José Nolte: o padre que trocava a batina por um macacão
Em 1961 chegou a Santa Maria Madalena, cidade serrana do Rio de Janeiro, o padre alemão Josef Alois Nolte carregando na mala uma batina e no coração a convicção de que a fé pode alimentar o espírito, mas só o trabalho pode alimentar a carne. E foi pensando assim que o padre logo tratou de trocar a batina por um macacão, o terço por um torno mecânico e a igreja por uma serraria, numa luta desesperada para salvar a população local da estagnação socioeconômica, cuja realidade, 50 anos depois ainda repercuti em todo o município.

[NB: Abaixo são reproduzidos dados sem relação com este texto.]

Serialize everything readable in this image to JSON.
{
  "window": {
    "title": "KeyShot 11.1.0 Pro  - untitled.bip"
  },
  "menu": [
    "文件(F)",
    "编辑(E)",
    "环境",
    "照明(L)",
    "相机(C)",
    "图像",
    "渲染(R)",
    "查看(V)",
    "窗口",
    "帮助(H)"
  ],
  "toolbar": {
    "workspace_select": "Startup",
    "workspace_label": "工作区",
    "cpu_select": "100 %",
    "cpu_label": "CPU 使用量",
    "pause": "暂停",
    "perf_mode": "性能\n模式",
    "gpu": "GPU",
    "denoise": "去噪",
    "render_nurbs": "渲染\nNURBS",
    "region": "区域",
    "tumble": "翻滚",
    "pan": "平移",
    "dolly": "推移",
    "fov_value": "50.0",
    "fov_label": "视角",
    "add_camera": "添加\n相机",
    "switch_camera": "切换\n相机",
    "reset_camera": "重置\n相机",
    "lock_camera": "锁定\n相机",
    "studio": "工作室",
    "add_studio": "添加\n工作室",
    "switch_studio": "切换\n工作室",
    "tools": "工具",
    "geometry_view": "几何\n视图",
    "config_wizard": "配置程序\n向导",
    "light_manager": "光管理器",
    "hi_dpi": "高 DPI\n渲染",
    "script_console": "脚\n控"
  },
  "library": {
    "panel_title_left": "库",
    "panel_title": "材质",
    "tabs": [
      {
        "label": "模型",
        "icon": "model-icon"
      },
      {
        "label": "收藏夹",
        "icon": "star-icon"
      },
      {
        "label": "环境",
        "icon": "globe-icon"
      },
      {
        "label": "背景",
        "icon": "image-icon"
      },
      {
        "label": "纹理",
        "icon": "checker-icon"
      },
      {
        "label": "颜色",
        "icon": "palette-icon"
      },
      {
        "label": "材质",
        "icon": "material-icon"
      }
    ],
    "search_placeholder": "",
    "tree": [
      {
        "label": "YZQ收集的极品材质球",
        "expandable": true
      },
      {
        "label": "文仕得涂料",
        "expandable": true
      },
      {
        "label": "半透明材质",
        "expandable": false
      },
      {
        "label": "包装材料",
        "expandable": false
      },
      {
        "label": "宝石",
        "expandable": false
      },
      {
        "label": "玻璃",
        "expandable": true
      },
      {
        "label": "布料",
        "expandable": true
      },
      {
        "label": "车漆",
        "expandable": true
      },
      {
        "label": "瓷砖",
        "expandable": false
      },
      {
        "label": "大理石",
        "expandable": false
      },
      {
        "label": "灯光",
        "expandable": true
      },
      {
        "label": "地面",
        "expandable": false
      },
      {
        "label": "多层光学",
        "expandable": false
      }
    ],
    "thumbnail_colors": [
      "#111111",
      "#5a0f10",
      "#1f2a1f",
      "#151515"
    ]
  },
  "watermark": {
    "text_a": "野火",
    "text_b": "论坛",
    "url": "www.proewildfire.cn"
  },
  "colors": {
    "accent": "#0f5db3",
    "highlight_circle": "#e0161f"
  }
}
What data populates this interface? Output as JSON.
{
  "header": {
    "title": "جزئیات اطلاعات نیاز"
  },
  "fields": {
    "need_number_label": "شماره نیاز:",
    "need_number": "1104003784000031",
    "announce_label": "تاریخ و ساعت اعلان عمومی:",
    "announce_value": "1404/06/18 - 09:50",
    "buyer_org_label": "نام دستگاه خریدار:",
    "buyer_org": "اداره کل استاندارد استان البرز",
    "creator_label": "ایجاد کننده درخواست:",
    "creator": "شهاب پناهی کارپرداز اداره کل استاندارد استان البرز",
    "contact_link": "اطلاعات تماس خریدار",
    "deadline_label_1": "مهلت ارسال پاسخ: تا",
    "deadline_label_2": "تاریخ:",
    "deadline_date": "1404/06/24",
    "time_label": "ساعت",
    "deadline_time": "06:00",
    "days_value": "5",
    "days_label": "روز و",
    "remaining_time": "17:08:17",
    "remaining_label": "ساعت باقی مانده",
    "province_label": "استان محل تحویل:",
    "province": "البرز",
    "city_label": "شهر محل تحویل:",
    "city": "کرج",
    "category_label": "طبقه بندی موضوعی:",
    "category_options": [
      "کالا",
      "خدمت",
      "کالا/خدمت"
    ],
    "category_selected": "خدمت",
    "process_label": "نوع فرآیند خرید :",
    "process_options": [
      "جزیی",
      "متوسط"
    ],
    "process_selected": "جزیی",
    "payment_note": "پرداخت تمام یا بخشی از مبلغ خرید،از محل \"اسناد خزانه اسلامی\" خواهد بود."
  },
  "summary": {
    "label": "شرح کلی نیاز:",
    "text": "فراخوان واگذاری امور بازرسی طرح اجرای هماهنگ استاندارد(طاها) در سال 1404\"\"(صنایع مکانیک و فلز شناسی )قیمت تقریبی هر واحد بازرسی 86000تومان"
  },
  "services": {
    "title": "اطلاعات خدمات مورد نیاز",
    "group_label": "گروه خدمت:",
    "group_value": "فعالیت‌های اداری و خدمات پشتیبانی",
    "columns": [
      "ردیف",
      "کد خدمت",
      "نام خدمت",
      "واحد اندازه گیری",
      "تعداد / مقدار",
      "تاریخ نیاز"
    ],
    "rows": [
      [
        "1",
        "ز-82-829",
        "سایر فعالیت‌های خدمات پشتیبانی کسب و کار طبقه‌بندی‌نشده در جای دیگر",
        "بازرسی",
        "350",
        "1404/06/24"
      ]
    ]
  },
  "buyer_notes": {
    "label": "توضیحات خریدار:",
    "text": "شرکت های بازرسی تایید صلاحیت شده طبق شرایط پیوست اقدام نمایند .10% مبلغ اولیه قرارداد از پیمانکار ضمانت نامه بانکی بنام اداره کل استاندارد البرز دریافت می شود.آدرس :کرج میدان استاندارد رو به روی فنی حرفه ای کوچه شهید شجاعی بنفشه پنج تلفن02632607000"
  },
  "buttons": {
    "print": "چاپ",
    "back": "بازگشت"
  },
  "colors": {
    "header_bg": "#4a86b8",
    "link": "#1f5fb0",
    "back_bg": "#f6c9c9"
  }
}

O padre Josef logo ficou conhecido e passou a ser tratado de José Nolte. A princípio sofreu com a incompreensão do povo que só entendia um padre lendo a Bíblia ou levando em uma das mãos um terço, enquanto com a outra fazia o sinal da cruz dizendo “Deus te abençoe”. O Padre Nolte recordava que quando pela primeira vez vestiu um macacão em Madalena, escandalizou a cidade, que só aceitava um padre de batina e terço nas mãos. Lembrava que quando chegou à paróquia de Santa Maria Madalena a mesma estava há 32 anos sem um padre residente e que mesmo sabendo que poderia sofrer a incompreensão de muitos não titubeou em mostrar que não podia ser um verdadeiro líder de uma paróquia falando somente de Pai-Nosso, mas, necessariamente, criando uma imagem nova da igreja e dos exemplos de Cristo.

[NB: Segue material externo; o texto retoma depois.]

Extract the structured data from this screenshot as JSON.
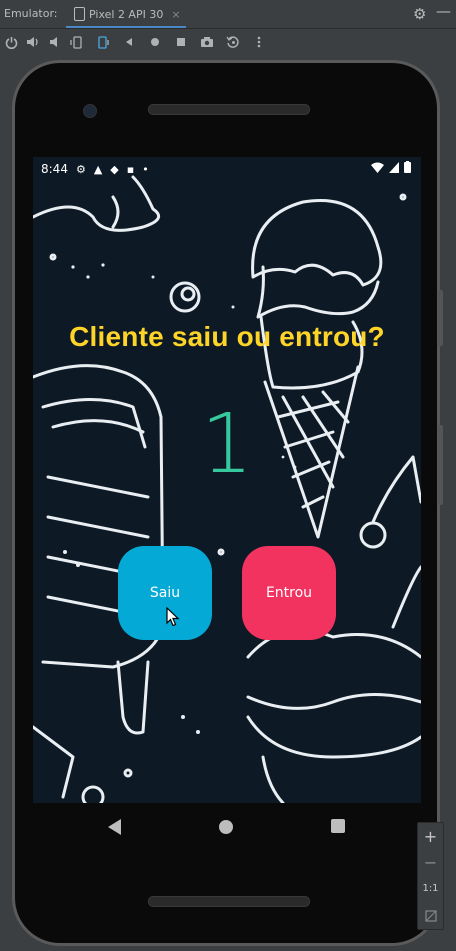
{
  "emulator": {
    "label": "Emulator:",
    "device_tab": "Pixel 2 API 30",
    "tab_close": "×",
    "settings_icon": "gear-icon",
    "minimize_icon": "minus-icon"
  },
  "toolbar": {
    "icons": [
      "power-icon",
      "volume-up-icon",
      "volume-down-icon",
      "rotate-left-icon",
      "rotate-right-icon",
      "back-icon",
      "home-icon",
      "overview-icon",
      "screenshot-icon",
      "snapshot-icon",
      "more-icon"
    ]
  },
  "status_bar": {
    "time": "8:44"
  },
  "app": {
    "title": "Cliente saiu ou entrou?",
    "count": "1",
    "saiu_label": "Saiu",
    "entrou_label": "Entrou",
    "colors": {
      "title": "#ffd428",
      "count": "#36c99e",
      "saiu": "#05a9d5",
      "entrou": "#f2325f",
      "background": "#0d1a26"
    }
  },
  "zoom": {
    "plus": "+",
    "minus": "−",
    "ratio": "1:1"
  }
}
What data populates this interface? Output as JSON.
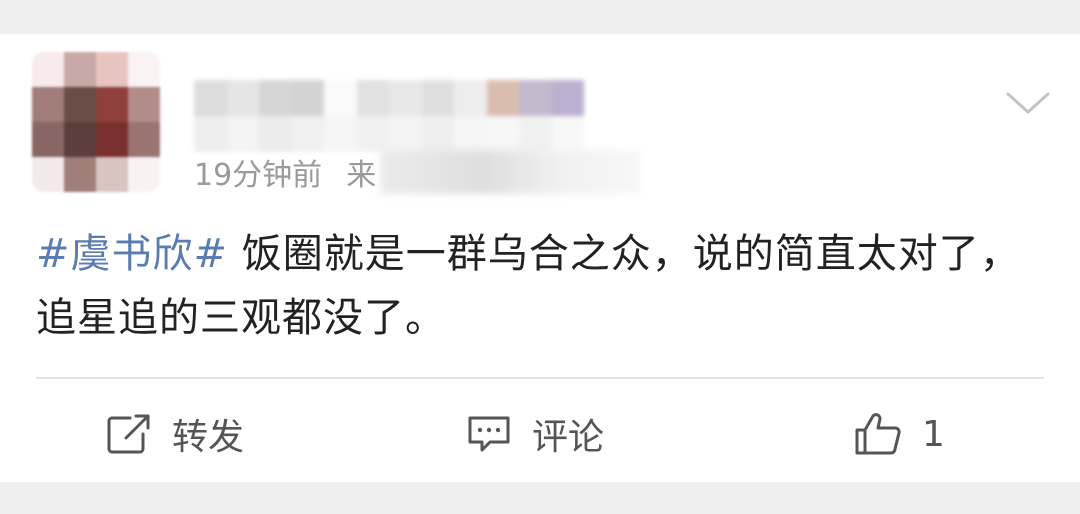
{
  "post": {
    "time": "19分钟前",
    "source_prefix": "来",
    "content_topic": "#虞书欣#",
    "content_text": " 饭圈就是一群乌合之众，说的简直太对了，追星追的三观都没了。"
  },
  "actions": {
    "repost_label": "转发",
    "comment_label": "评论",
    "like_count": "1"
  },
  "icons": {
    "repost": "share-icon",
    "comment": "comment-icon",
    "like": "thumbs-up-icon",
    "menu": "chevron-down-icon"
  },
  "colors": {
    "topic": "#5b7cb0",
    "text": "#222222",
    "meta": "#9a9a9a",
    "action": "#555555",
    "background": "#efefef"
  }
}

Sem nenhuma ajuda oficial, mas graças ao apoio recebido de amigos na Alemanha, conseguiu doações de maquinários e equipamentos que serviram para montar uma serraria, uma cerâmica e uma fábrica de malhas para roupas de crianças, tendo surgido aí a primeira indústria local. A cerâmica e a serraria foram transformadas em uma escola profissionalizante denominada São José, onde era ministrado o ensino de ofícios em marcenaria, carpintaria e cerâmica, sendo que parte das peças aí produzidas chegou a ser exportada para os Estados Unidos e Israel. Não é sem razão que Santa Maria Madalena a partir dessa ocasião passou a contar com ótimos artífices em madeira, fruto do incansável trabalho e dos ensinamentos do padre Nolte.

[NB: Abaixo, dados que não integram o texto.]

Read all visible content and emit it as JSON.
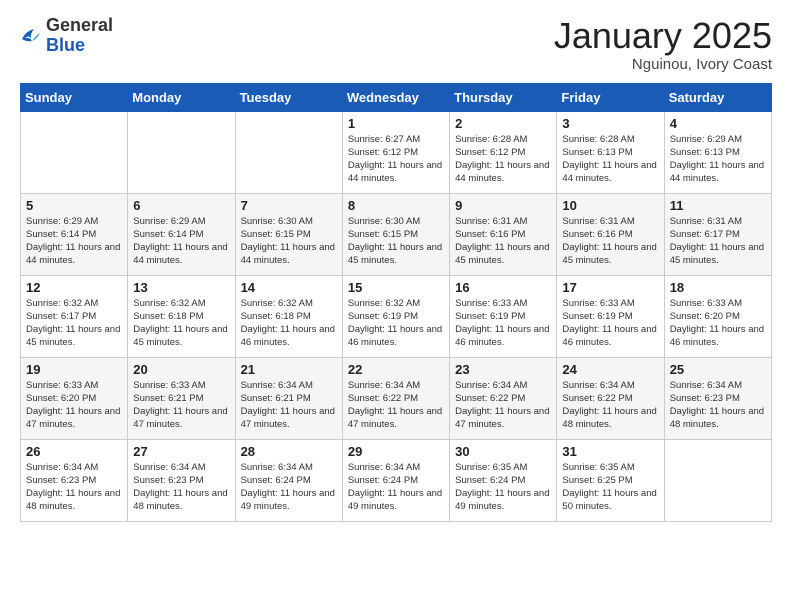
{
  "logo": {
    "general": "General",
    "blue": "Blue"
  },
  "header": {
    "month": "January 2025",
    "location": "Nguinou, Ivory Coast"
  },
  "weekdays": [
    "Sunday",
    "Monday",
    "Tuesday",
    "Wednesday",
    "Thursday",
    "Friday",
    "Saturday"
  ],
  "weeks": [
    [
      {
        "day": "",
        "info": ""
      },
      {
        "day": "",
        "info": ""
      },
      {
        "day": "",
        "info": ""
      },
      {
        "day": "1",
        "info": "Sunrise: 6:27 AM\nSunset: 6:12 PM\nDaylight: 11 hours and 44 minutes."
      },
      {
        "day": "2",
        "info": "Sunrise: 6:28 AM\nSunset: 6:12 PM\nDaylight: 11 hours and 44 minutes."
      },
      {
        "day": "3",
        "info": "Sunrise: 6:28 AM\nSunset: 6:13 PM\nDaylight: 11 hours and 44 minutes."
      },
      {
        "day": "4",
        "info": "Sunrise: 6:29 AM\nSunset: 6:13 PM\nDaylight: 11 hours and 44 minutes."
      }
    ],
    [
      {
        "day": "5",
        "info": "Sunrise: 6:29 AM\nSunset: 6:14 PM\nDaylight: 11 hours and 44 minutes."
      },
      {
        "day": "6",
        "info": "Sunrise: 6:29 AM\nSunset: 6:14 PM\nDaylight: 11 hours and 44 minutes."
      },
      {
        "day": "7",
        "info": "Sunrise: 6:30 AM\nSunset: 6:15 PM\nDaylight: 11 hours and 44 minutes."
      },
      {
        "day": "8",
        "info": "Sunrise: 6:30 AM\nSunset: 6:15 PM\nDaylight: 11 hours and 45 minutes."
      },
      {
        "day": "9",
        "info": "Sunrise: 6:31 AM\nSunset: 6:16 PM\nDaylight: 11 hours and 45 minutes."
      },
      {
        "day": "10",
        "info": "Sunrise: 6:31 AM\nSunset: 6:16 PM\nDaylight: 11 hours and 45 minutes."
      },
      {
        "day": "11",
        "info": "Sunrise: 6:31 AM\nSunset: 6:17 PM\nDaylight: 11 hours and 45 minutes."
      }
    ],
    [
      {
        "day": "12",
        "info": "Sunrise: 6:32 AM\nSunset: 6:17 PM\nDaylight: 11 hours and 45 minutes."
      },
      {
        "day": "13",
        "info": "Sunrise: 6:32 AM\nSunset: 6:18 PM\nDaylight: 11 hours and 45 minutes."
      },
      {
        "day": "14",
        "info": "Sunrise: 6:32 AM\nSunset: 6:18 PM\nDaylight: 11 hours and 46 minutes."
      },
      {
        "day": "15",
        "info": "Sunrise: 6:32 AM\nSunset: 6:19 PM\nDaylight: 11 hours and 46 minutes."
      },
      {
        "day": "16",
        "info": "Sunrise: 6:33 AM\nSunset: 6:19 PM\nDaylight: 11 hours and 46 minutes."
      },
      {
        "day": "17",
        "info": "Sunrise: 6:33 AM\nSunset: 6:19 PM\nDaylight: 11 hours and 46 minutes."
      },
      {
        "day": "18",
        "info": "Sunrise: 6:33 AM\nSunset: 6:20 PM\nDaylight: 11 hours and 46 minutes."
      }
    ],
    [
      {
        "day": "19",
        "info": "Sunrise: 6:33 AM\nSunset: 6:20 PM\nDaylight: 11 hours and 47 minutes."
      },
      {
        "day": "20",
        "info": "Sunrise: 6:33 AM\nSunset: 6:21 PM\nDaylight: 11 hours and 47 minutes."
      },
      {
        "day": "21",
        "info": "Sunrise: 6:34 AM\nSunset: 6:21 PM\nDaylight: 11 hours and 47 minutes."
      },
      {
        "day": "22",
        "info": "Sunrise: 6:34 AM\nSunset: 6:22 PM\nDaylight: 11 hours and 47 minutes."
      },
      {
        "day": "23",
        "info": "Sunrise: 6:34 AM\nSunset: 6:22 PM\nDaylight: 11 hours and 47 minutes."
      },
      {
        "day": "24",
        "info": "Sunrise: 6:34 AM\nSunset: 6:22 PM\nDaylight: 11 hours and 48 minutes."
      },
      {
        "day": "25",
        "info": "Sunrise: 6:34 AM\nSunset: 6:23 PM\nDaylight: 11 hours and 48 minutes."
      }
    ],
    [
      {
        "day": "26",
        "info": "Sunrise: 6:34 AM\nSunset: 6:23 PM\nDaylight: 11 hours and 48 minutes."
      },
      {
        "day": "27",
        "info": "Sunrise: 6:34 AM\nSunset: 6:23 PM\nDaylight: 11 hours and 48 minutes."
      },
      {
        "day": "28",
        "info": "Sunrise: 6:34 AM\nSunset: 6:24 PM\nDaylight: 11 hours and 49 minutes."
      },
      {
        "day": "29",
        "info": "Sunrise: 6:34 AM\nSunset: 6:24 PM\nDaylight: 11 hours and 49 minutes."
      },
      {
        "day": "30",
        "info": "Sunrise: 6:35 AM\nSunset: 6:24 PM\nDaylight: 11 hours and 49 minutes."
      },
      {
        "day": "31",
        "info": "Sunrise: 6:35 AM\nSunset: 6:25 PM\nDaylight: 11 hours and 50 minutes."
      },
      {
        "day": "",
        "info": ""
      }
    ]
  ]
}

Padre José Nolte, que também era sociólogo realizava conferências periódicas na Alemanha, pelas quais cobrava para custear suas viagens e ainda trazer recursos para a sua obra em Madalena. Dizia ele que a luta que travava na cidade fosse no Nordeste brasileiro, certamente teria conseguido construir umas três cidades com a ajuda do povo. Lamentava o fato de ter custado conseguir convencer determinadas famílias para que deixassem seus filhos aprenderem a profissão de torneiro mecânico, artífice em serralheria, carpintaria, marcenaria, malharia e cerâmica, cuja dificuldade se deu em razão da relutância ao trabalho manual pelo fato de entenderem que trabalho manual era coisa de mulher. Além desse entrave cultural que precisou vencer, não foi menor a sua luta para que conseguisse a liberação na alfândega brasileira dos equipamentos e maquinários chegados da Alemanha, tendo sido necessária a interveniência da Embaixada alemã no Brasil junto ao Ministério da Educação.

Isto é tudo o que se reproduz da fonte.